While there is a sense of urgency to harvest the damaged timber, it is important to remember the long term benefits of using Best Management Practices of conservation methods, which are designed to protect your soil and water resources - two important elements necessary to grow a healthy forest.
Here are some things to keep in mind during these operations:
- Seek assistance from professional foresters and certified Pro Loggers. Data collected by Texas A&M Forest Service shows that trained professionals are more likely to implement BMPs during forestry operations.
- Special care should be taken when operating in the Streamside Management Zone to minimize ground disturbance. These zones act as the final filter before any sediment or debris reaches the stream. Haul roads, skid trails and landings should be located outside of these zones. Stream crossings should be avoided or minimized. Trees and tops should not be felled across or pushed into streams.

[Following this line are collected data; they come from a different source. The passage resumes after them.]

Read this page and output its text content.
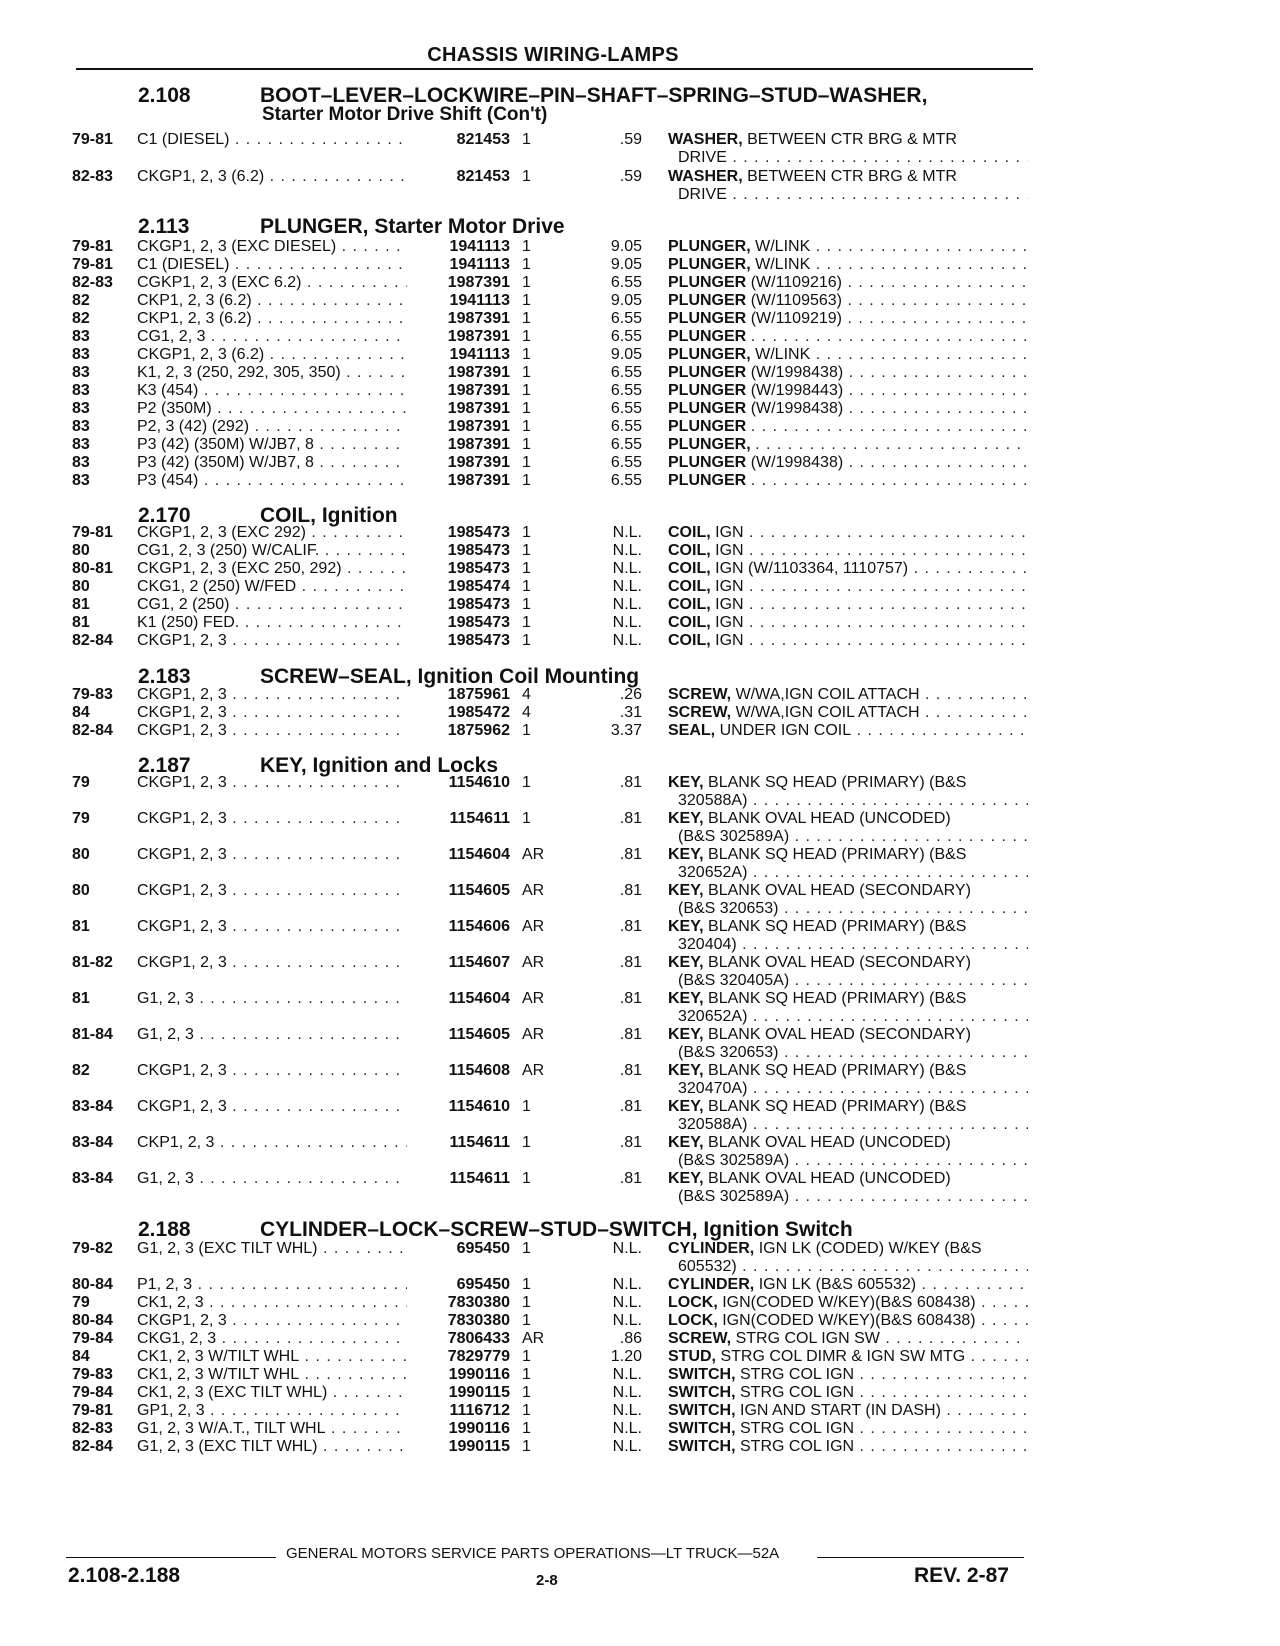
CHASSIS WIRING-LAMPS
2.108	BOOT–LEVER–LOCKWIRE–PIN–SHAFT–SPRING–STUD–WASHER,
Starter Motor Drive Shift (Con't)
2.113	PLUNGER, Starter Motor Drive
2.170	COIL, Ignition
2.183	SCREW–SEAL, Ignition Coil Mounting
2.187	KEY, Ignition and Locks
2.188	CYLINDER–LOCK–SCREW–STUD–SWITCH, Ignition Switch
79-81	C1 (DIESEL) . . .	821453 1	.59 WASHER, BETWEEN CTR BRG & MTR
DRIVE . . .
82-83	CKGP1, 2, 3 (6.2) . . .	821453 1	.59 WASHER, BETWEEN CTR BRG & MTR
DRIVE . . .
79-81	CKGP1, 2, 3 (EXC DIESEL) . . .	1941113 1	9.05 PLUNGER, W/LINK . . .
79-81	C1 (DIESEL) . . .	1941113 1	9.05 PLUNGER, W/LINK . . .
82-83	CGKP1, 2, 3 (EXC 6.2) . . .	1987391 1	6.55 PLUNGER (W/1109216) . . .
82	CKP1, 2, 3 (6.2) . . .	1941113 1	9.05 PLUNGER (W/1109563) . . .
82	CKP1, 2, 3 (6.2) . . .	1987391 1	6.55 PLUNGER (W/1109219) . . .
83	CG1, 2, 3 . . .	1987391 1	6.55 PLUNGER . . .
83	CKGP1, 2, 3 (6.2) . . .	1941113 1	9.05 PLUNGER, W/LINK . . .
83	K1, 2, 3 (250, 292, 305, 350) . . .	1987391 1	6.55 PLUNGER (W/1998438) . . .
83	K3 (454) . . .	1987391 1	6.55 PLUNGER (W/1998443) . . .
83	P2 (350M) . . .	1987391 1	6.55 PLUNGER (W/1998438) . . .
83	P2, 3 (42) (292) . . .	1987391 1	6.55 PLUNGER . . .
83	P3 (42) (350M) W/JB7, 8 . . .	1987391 1	6.55 PLUNGER, . . .
83	P3 (42) (350M) W/JB7, 8 . . .	1987391 1	6.55 PLUNGER (W/1998438) . . .
83	P3 (454) . . .	1987391 1	6.55 PLUNGER . . .
79-81	CKGP1, 2, 3 (EXC 292) . . .	1985473 1	N.L. COIL, IGN . . .
80	CG1, 2, 3 (250) W/CALIF. . . .	1985473 1	N.L. COIL, IGN . . .
80-81	CKGP1, 2, 3 (EXC 250, 292) . . .	1985473 1	N.L. COIL, IGN (W/1103364, 1110757) . . .
80	CKG1, 2 (250) W/FED . . .	1985474 1	N.L. COIL, IGN . . .
81	CG1, 2 (250) . . .	1985473 1	N.L. COIL, IGN . . .
81	K1 (250) FED. . . .	1985473 1	N.L. COIL, IGN . . .
82-84	CKGP1, 2, 3 . . .	1985473 1	N.L. COIL, IGN . . .
79-83	CKGP1, 2, 3 . . .	1875961 4	.26 SCREW, W/WA,IGN COIL ATTACH . . .
84	CKGP1, 2, 3 . . .	1985472 4	.31 SCREW, W/WA,IGN COIL ATTACH . . .
82-84	CKGP1, 2, 3 . . .	1875962 1	3.37 SEAL, UNDER IGN COIL . . .
79	CKGP1, 2, 3 . . .	1154610 1	.81 KEY, BLANK SQ HEAD (PRIMARY) (B&S
320588A) . . .
79	CKGP1, 2, 3 . . .	1154611 1	.81 KEY, BLANK OVAL HEAD (UNCODED)
(B&S 302589A) . . .
80	CKGP1, 2, 3 . . .	1154604 AR	.81 KEY, BLANK SQ HEAD (PRIMARY) (B&S
320652A) . . .
80	CKGP1, 2, 3 . . .	1154605 AR	.81 KEY, BLANK OVAL HEAD (SECONDARY)
(B&S 320653) . . .
81	CKGP1, 2, 3 . . .	1154606 AR	.81 KEY, BLANK SQ HEAD (PRIMARY) (B&S
320404) . . .
81-82	CKGP1, 2, 3 . . .	1154607 AR	.81 KEY, BLANK OVAL HEAD (SECONDARY)
(B&S 320405A) . . .
81	G1, 2, 3 . . .	1154604 AR	.81 KEY, BLANK SQ HEAD (PRIMARY) (B&S
320652A) . . .
81-84	G1, 2, 3 . . .	1154605 AR	.81 KEY, BLANK OVAL HEAD (SECONDARY)
(B&S 320653) . . .
82	CKGP1, 2, 3 . . .	1154608 AR	.81 KEY, BLANK SQ HEAD (PRIMARY) (B&S
320470A) . . .
83-84	CKGP1, 2, 3 . . .	1154610 1	.81 KEY, BLANK SQ HEAD (PRIMARY) (B&S
320588A) . . .
83-84	CKP1, 2, 3 . . .	1154611 1	.81 KEY, BLANK OVAL HEAD (UNCODED)
(B&S 302589A) . . .
83-84	G1, 2, 3 . . .	1154611 1	.81 KEY, BLANK OVAL HEAD (UNCODED)
(B&S 302589A) . . .
79-82	G1, 2, 3 (EXC TILT WHL) . . .	695450 1	N.L. CYLINDER, IGN LK (CODED) W/KEY (B&S
605532) . . .
80-84	P1, 2, 3 . . .	695450 1	N.L. CYLINDER, IGN LK (B&S 605532) . . .
79	CK1, 2, 3 . . .	7830380 1	N.L. LOCK, IGN(CODED W/KEY)(B&S 608438) . . .
80-84	CKGP1, 2, 3 . . .	7830380 1	N.L. LOCK, IGN(CODED W/KEY)(B&S 608438) . . .
79-84	CKG1, 2, 3 . . .	7806433 AR	.86 SCREW, STRG COL IGN SW . . .
84	CK1, 2, 3 W/TILT WHL . . .	7829779 1	1.20 STUD, STRG COL DIMR & IGN SW MTG . . .
79-83	CK1, 2, 3 W/TILT WHL . . .	1990116 1	N.L. SWITCH, STRG COL IGN . . .
79-84	CK1, 2, 3 (EXC TILT WHL) . . .	1990115 1	N.L. SWITCH, STRG COL IGN . . .
79-81	GP1, 2, 3 . . .	1116712 1	N.L. SWITCH, IGN AND START (IN DASH) . . .
82-83	G1, 2, 3 W/A.T., TILT WHL . . .	1990116 1	N.L. SWITCH, STRG COL IGN . . .
82-84	G1, 2, 3 (EXC TILT WHL) . . .	1990115 1	N.L. SWITCH, STRG COL IGN . . .
GENERAL MOTORS SERVICE PARTS OPERATIONS—LT TRUCK—52A
2.108-2.188	2-8	REV. 2-87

- Every effort should be made to protect and leave trees in the SMZ that are not severely damaged. This is critical to keep from destroying the filtering and stream shading effects of these zones. A residual density of 50 square feet of basal area (average amount of an area occupied by tree stems) should be left where possible.
- Evaluate the regeneration potential of the SMZ. If artificial regeneration is necessary, site preparation and machine planting should be avoided within the zone.
- Follow BMP protocols for the rest of the tract and use common sense. Despite the necessity to facilitate a quick harvest, BMPs should be followed. Common sense will go a long way in keeping operators safe and preventing excessive damage to the site. Temporary erosion control may be utilized, but plans should be made to revisit the site as soon possible to shore up these measures.